Dit uiterst klein percentage van superrijken vond die stand van zaken passend en rechtmatig. "Tout va pour le mieux dans le meilleurs des mondes possibles", konden ze zeggen, en ze hoopten ongetwijfeld dat het altijd zo kon blijven. In 1990 kwam er echter aan die wonderbaarlijke, winstgevende Koude Oorlog een einde en dat vormde een ernstig probleem. De gewone Amerikanen, die opdraaiden voor die oorlog, verwachtten namelijk een "peace dividend". Zij dachten dat het geld dat de staat had uitgegeven om Koude Oorlog te voeren voortaan hen ten goede zou komen, bijvoorbeeld in de vorm van algemene ziekteverzekering en andere sociale diensten waarvan de gewone Amerikanen in tegenstelling tot de meeste Europeanen nog nooit hebben mogen genieten. Zoiets was voor de superrijken van Amerika echter totaal oninteressant, want aan de voorziening van sociale diensten valt er geen geld te verdienen, tenminste toch niet in vergelijking met de torenhoge winsten van bewapening. Zodus moest dringend vermeden worden dat er een einde kwam aan de militaire staatsuitgaven die sinds de Tweede Wereldoorlog hun steeds rijkelijkere hoorn des overvloeds van winsten hadden gevormd.

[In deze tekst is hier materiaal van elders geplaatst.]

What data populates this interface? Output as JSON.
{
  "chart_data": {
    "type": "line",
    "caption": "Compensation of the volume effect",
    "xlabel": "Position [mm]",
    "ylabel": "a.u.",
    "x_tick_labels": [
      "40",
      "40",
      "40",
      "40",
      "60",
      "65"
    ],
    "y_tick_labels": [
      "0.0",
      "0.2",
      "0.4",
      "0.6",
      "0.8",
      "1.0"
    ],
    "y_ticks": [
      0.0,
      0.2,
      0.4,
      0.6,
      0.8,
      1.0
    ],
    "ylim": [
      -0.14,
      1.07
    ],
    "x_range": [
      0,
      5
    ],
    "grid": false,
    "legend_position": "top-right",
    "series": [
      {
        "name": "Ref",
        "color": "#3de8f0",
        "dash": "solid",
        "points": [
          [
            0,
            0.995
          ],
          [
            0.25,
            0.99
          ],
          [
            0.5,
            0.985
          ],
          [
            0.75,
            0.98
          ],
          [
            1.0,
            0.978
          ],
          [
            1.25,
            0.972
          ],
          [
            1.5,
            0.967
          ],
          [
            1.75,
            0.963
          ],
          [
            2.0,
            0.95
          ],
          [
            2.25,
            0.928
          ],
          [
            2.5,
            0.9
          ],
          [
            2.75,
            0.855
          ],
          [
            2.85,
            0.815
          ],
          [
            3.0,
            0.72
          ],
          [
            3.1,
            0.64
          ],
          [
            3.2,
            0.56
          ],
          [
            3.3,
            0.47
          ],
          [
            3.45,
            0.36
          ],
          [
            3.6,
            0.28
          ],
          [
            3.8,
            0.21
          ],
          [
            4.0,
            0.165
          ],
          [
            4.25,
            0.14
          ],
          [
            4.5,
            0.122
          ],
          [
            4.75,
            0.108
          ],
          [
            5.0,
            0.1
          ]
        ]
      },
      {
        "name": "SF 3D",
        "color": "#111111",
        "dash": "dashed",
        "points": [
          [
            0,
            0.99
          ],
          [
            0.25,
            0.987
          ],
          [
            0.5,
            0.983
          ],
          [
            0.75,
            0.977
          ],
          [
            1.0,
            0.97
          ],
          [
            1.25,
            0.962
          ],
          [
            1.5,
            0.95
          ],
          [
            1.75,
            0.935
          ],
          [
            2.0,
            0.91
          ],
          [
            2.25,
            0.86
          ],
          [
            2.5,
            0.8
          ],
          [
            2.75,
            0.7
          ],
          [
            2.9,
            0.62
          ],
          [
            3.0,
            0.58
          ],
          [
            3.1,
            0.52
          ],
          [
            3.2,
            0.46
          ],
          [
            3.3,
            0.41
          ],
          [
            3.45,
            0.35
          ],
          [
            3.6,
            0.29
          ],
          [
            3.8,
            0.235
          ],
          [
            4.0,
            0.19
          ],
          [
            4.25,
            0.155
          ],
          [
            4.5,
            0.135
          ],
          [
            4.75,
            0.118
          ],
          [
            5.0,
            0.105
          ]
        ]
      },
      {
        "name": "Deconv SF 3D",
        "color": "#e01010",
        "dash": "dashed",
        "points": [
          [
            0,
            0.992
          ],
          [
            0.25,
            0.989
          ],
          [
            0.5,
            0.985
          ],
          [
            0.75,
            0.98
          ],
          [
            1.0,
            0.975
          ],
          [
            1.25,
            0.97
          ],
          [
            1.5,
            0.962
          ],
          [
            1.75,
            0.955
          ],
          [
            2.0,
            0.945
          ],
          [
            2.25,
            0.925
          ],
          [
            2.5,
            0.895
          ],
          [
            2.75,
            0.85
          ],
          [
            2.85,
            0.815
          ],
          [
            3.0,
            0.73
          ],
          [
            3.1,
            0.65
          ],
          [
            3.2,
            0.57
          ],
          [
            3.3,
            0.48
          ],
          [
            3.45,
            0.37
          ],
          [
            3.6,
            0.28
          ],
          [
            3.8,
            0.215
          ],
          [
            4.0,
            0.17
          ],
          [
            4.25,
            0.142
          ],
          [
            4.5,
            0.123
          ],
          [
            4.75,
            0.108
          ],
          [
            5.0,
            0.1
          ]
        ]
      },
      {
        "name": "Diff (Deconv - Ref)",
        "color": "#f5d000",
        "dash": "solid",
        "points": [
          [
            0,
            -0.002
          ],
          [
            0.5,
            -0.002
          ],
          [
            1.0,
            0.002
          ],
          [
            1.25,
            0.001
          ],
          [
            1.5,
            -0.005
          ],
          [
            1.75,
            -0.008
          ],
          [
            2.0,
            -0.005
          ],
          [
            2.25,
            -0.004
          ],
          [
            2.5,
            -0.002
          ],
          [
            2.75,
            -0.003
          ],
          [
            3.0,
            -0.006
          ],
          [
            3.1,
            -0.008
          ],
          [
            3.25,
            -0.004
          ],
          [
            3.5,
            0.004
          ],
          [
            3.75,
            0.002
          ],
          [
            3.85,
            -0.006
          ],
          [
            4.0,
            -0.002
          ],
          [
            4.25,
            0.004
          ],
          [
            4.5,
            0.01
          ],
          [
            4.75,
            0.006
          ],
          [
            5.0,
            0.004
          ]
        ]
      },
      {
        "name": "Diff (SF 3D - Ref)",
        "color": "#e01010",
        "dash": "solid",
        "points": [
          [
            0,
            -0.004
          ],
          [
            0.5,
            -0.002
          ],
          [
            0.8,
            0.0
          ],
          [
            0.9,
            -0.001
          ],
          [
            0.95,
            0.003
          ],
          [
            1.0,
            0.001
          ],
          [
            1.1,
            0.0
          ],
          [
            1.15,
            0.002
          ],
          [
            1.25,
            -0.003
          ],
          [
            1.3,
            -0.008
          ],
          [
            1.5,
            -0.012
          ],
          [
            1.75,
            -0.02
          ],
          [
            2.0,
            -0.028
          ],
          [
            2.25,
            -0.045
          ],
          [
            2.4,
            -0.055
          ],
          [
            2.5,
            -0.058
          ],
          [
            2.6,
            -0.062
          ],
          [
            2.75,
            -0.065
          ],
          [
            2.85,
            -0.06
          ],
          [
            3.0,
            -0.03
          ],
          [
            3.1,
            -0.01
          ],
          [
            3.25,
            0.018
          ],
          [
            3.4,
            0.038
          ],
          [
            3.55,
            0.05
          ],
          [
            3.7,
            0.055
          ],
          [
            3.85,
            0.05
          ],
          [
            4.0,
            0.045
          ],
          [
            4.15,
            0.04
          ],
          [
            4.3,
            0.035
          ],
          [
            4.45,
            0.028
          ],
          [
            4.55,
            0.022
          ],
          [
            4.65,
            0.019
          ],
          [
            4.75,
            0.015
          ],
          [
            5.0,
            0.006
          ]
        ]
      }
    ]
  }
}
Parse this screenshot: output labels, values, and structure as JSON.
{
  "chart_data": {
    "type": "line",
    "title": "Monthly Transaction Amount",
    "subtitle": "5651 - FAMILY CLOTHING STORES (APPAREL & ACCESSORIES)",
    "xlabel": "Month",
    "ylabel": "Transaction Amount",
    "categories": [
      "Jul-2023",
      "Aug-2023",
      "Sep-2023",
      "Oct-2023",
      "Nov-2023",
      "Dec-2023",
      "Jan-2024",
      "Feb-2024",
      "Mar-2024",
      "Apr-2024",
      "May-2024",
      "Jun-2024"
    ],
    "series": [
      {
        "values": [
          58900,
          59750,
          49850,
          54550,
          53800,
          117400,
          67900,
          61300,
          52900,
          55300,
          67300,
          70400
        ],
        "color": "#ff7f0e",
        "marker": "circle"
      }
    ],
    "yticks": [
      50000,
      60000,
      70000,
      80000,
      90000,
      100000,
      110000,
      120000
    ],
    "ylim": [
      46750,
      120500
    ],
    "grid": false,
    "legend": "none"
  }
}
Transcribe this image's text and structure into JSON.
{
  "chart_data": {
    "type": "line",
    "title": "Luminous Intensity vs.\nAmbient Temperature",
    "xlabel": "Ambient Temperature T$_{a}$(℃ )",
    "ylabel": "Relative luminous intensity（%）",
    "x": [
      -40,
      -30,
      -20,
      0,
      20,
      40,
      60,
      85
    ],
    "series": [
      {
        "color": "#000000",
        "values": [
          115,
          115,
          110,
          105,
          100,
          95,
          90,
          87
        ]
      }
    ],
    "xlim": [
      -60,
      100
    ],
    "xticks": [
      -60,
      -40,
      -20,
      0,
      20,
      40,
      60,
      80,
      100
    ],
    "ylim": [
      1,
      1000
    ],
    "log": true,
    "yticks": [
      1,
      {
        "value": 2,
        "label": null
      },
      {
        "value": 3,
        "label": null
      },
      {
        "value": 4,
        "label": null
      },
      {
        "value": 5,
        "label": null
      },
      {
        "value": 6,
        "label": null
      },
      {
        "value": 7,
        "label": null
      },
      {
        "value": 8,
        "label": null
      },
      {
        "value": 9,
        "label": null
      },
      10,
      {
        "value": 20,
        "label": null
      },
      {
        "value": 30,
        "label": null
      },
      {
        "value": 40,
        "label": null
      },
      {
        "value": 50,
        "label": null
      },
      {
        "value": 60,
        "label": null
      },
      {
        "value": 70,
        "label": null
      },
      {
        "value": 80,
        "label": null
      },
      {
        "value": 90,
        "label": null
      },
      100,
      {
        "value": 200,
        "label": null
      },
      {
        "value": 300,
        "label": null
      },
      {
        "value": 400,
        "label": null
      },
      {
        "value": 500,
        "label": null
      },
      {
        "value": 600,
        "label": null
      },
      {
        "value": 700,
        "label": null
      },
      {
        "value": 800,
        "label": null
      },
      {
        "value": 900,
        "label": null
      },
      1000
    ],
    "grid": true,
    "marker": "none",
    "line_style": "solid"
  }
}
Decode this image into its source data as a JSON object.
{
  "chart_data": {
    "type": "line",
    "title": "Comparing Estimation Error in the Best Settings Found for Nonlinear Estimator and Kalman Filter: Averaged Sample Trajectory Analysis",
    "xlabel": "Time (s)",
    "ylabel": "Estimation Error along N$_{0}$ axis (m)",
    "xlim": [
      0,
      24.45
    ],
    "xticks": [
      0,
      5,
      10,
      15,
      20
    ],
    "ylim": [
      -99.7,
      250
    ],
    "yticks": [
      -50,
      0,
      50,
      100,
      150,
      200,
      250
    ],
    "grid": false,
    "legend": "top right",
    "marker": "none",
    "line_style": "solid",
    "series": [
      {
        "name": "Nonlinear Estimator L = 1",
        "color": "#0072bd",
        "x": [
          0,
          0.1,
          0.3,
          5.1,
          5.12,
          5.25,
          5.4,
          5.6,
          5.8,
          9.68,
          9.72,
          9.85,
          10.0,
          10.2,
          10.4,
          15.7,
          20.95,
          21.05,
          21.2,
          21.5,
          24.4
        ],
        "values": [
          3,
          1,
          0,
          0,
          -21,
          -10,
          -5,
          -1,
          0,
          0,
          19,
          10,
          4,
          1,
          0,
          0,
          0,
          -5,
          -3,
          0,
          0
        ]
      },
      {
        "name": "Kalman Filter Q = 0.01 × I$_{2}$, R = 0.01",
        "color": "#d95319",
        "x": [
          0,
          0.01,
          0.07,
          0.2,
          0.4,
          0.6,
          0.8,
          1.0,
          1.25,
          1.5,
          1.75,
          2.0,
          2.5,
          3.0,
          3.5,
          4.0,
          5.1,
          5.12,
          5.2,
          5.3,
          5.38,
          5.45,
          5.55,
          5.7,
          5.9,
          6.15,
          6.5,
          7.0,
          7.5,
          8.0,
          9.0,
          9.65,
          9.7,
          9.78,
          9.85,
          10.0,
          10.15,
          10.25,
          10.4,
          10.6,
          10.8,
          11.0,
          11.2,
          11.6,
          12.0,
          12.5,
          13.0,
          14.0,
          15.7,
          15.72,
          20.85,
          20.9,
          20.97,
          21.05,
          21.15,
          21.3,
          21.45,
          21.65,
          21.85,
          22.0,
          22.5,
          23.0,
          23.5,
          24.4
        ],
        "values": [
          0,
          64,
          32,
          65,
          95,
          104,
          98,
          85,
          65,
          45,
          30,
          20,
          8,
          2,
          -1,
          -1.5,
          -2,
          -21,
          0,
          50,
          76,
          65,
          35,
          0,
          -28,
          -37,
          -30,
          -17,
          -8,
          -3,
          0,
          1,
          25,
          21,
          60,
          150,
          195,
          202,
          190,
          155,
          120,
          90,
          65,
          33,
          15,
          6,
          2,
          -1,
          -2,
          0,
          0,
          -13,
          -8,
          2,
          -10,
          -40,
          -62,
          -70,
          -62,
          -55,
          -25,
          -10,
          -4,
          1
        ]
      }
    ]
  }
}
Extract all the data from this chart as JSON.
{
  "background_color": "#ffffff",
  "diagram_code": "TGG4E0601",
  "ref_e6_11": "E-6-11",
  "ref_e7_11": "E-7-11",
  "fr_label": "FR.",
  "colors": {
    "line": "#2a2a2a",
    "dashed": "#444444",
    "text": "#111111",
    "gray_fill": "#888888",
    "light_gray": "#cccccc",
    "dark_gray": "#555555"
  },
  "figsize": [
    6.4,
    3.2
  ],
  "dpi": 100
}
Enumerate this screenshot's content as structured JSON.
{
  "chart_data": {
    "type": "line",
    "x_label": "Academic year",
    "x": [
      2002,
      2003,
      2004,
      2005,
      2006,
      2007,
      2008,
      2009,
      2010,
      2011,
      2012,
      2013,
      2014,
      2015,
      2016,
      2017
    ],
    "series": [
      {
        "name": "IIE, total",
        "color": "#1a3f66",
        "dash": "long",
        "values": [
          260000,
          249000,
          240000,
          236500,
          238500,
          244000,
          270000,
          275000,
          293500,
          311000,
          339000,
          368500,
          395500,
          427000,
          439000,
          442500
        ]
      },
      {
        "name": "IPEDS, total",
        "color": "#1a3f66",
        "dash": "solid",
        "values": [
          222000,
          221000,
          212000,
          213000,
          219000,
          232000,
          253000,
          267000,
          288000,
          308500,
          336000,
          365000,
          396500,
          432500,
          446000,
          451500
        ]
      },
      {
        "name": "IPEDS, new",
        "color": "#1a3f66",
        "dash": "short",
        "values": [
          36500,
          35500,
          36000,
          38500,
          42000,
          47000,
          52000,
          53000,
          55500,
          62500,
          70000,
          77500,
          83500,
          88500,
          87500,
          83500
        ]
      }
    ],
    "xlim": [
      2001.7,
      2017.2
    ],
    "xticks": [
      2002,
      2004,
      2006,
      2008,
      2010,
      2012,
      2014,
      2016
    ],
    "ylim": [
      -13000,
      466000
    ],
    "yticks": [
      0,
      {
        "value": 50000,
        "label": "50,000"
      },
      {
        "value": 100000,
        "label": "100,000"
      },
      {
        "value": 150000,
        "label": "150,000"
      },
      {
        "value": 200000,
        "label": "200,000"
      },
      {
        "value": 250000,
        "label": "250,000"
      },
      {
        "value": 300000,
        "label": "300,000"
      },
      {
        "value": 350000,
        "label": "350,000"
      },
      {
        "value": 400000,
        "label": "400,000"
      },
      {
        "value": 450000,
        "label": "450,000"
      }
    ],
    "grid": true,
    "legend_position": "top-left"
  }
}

Het Amerika van de superrijken was zijn nuttige Sovjetvijand kwijt en had dus dringend nieuwe vijanden en nieuwe oorlogsdreigingen nodig om een hoog peil van militaire uitgaven te kunnen rechtvaardigen. Het is in deze context dat in 1990 Saddam Hoessein als een deus ex machina ten tonele trad. Die ongelikte beer had men tot dan toe beschouwd als een dikke vriend, en men had hem tot de tanden bewapend zodat hij lekker oorlog kon voeren tegen Iran; zijn beruchte weapons of mass destruction werden hem indertijd door de Amerikanen zelf (en door bondgenoten zoals Duitsland) geleverd. Maar Washington -- wanhopig op zoek naar nieuwe vijanden -- erkende in hem plots een uiterst gevaarlijke "nieuwe Hitler", tegen wie dringend oorlog moest gevoerd worden, ook al was het duidelijk dat Irak's bezetting van Koeweit door onderhandelingen opgelost kon worden. Bagdad werd murw gebombardeerd en Saddams recruten zonder pardon in de woestijn afgeslacht. De weg naar Bagdad lag open, maar de triomfantelijke intocht van de Marines in Bagdad werd afgeblazen. Saddam Hoessein werd aan de macht gelaten zodat de bedreiging, die hij verondersteld werd te vormen, ook in de toekomst kon worden ingeroepen om Washingtons militaire aanwezigheid en geo- politieke projecten in het Midden Oosten te rechtvaardigen. Dank zij de Golfoorlog kon de oorlogsgod Mars dus de beschermheilige van de Amerikaanse economie blijven, of beter gezegd: de peetoom van de Maffia die deze economie manipuleert en er tenvolle van profiteert.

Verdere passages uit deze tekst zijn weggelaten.